Mrs. Kirchner wore black, in a tribute to her late husband and predecessor, Néstor, who died of a heart attack in October 2010. She also alluded to her husband in her oath, vowing to discharge duties "as God, country and he demand."

Mrs. Kirchner swept to victory in October's election with 54% of the vote, a greater share than any president since Argentina returned to democracy nearly three decades ago. Her faction of the Peronist party controls both houses of Congress. Meanwhile, the opposition is divided, lacking a charismatic leader. Much of Mrs. Kirchner's political strength comes from the strong performance of Argentina's economy, which has boomed thanks largely to high prices for farm commodities.

But yellow lights are flashing on the economic front. Inflation stands at around 25%, due to lax monetary policy and heavy state spending. The government recently imposed restrictions on foreign-exchange transactions to throttle a surge in capital flight, triggered by Argentine savers betting on a weaker peso. Meanwhile, the current account, the broadest measure of trade, has swung into negative territory this year.

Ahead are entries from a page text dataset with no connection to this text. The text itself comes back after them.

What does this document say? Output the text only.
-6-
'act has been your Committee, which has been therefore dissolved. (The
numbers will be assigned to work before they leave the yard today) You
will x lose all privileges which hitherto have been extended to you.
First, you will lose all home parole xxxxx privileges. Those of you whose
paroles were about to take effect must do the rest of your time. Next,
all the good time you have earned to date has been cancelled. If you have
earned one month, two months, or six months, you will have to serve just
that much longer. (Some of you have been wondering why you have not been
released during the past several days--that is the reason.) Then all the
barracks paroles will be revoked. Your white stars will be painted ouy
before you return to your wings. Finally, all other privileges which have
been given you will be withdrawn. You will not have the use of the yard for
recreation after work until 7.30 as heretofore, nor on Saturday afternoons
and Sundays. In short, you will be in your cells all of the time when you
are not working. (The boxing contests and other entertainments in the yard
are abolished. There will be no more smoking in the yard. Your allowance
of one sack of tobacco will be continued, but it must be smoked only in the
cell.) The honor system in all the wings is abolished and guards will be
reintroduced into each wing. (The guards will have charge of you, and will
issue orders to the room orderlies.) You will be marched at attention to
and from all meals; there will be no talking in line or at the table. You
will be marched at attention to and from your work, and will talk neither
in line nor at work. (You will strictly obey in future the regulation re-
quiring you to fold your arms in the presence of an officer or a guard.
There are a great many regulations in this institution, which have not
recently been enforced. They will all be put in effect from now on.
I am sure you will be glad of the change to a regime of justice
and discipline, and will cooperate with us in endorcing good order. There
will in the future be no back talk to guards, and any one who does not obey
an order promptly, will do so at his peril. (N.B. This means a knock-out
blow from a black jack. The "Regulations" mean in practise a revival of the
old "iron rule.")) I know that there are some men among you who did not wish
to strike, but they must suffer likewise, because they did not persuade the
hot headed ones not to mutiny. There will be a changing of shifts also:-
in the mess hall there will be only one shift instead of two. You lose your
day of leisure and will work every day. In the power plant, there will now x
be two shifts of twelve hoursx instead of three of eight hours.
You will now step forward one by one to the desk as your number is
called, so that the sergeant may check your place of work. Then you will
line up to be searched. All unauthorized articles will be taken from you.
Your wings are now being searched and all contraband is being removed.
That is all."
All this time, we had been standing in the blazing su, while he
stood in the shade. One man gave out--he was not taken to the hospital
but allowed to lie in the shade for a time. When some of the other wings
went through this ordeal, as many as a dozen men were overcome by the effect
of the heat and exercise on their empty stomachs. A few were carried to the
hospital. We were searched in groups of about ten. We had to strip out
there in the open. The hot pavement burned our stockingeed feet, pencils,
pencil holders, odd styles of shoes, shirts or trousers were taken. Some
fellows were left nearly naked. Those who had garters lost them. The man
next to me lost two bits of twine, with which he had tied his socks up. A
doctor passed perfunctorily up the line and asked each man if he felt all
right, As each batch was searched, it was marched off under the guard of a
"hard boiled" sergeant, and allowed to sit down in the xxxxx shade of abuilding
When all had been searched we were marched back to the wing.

Mrs. Kirchner announced the creation of a new secretariat that would consolidate oversight of commercial affairs. According to local press reports, Mrs. Kirchner will put the secretariat in the hands of the government official who is most feared by business, Guillermo Moreno.

The Buenos Aires daily El Cronista said Mr. Moreno will head a new beefed-up secretariat that will expand his reach into international commerce and formalize the responsibilities he has recently assumed monitoring foreign-exchange markets.

Mr. Moreno, whose title up to now has been secretary of internal commerce, has been responsible for enforcing price controls, overseeing Argentina's widely criticized inflation index and pressuring currency-exchange houses and businesses to limit the outflow of dollars. Business executives refer to him as El Loco, or the Crazyman, for the intensity he brings to his job.

Mrs. Kirchner, a lawyer, met her late husband in the 1970s when they were college students who opposed the military dictatorship. While Mr. Kirchner served three terms as governor of the Patagonian state of Santa Cruz, Mrs. Kirchner made a name for herself serving in Congress and the Senate.

The then-obscure Mr. Kirchner was elected president in 2003 amid an economic crisis so severe that some better-known Peronist politicians didn't want to run. After Argentina's economy came back strongly, Mrs. Kirchner ran for the presidency in 2007, in part of a strategy of alternating presidencies that she and her husband had devised to prevent Argentines from wearying of them.

Mrs. Kirchner started off her first term disastrously, getting into a blowup with Washington over a U.S. prosecutor's investigation into Miami man who allegedly delivered a suitcase of cash from Venezuelan President Hugo Chávez to Mrs. Kirchner's 2007 campaign.

Mrs. Kirchner's popularity took another hit when she became embroiled in a bitter dispute with farmers over an effort to push through an increase in the grain export tax. When the Kirchners' faction of the Peronist party lost control of Congress in midterm elections in 2009, many analysts all but wrote the Peronist power couple off.

But the Kirchners bounced back strongly as the economy recovered from the 2008-09 global crisis and her opponents made continued tactical missteps. The death of Néstor Kirchner created a wave of public sympathy for Mrs. Kirchner that further boosted her re-election campaign.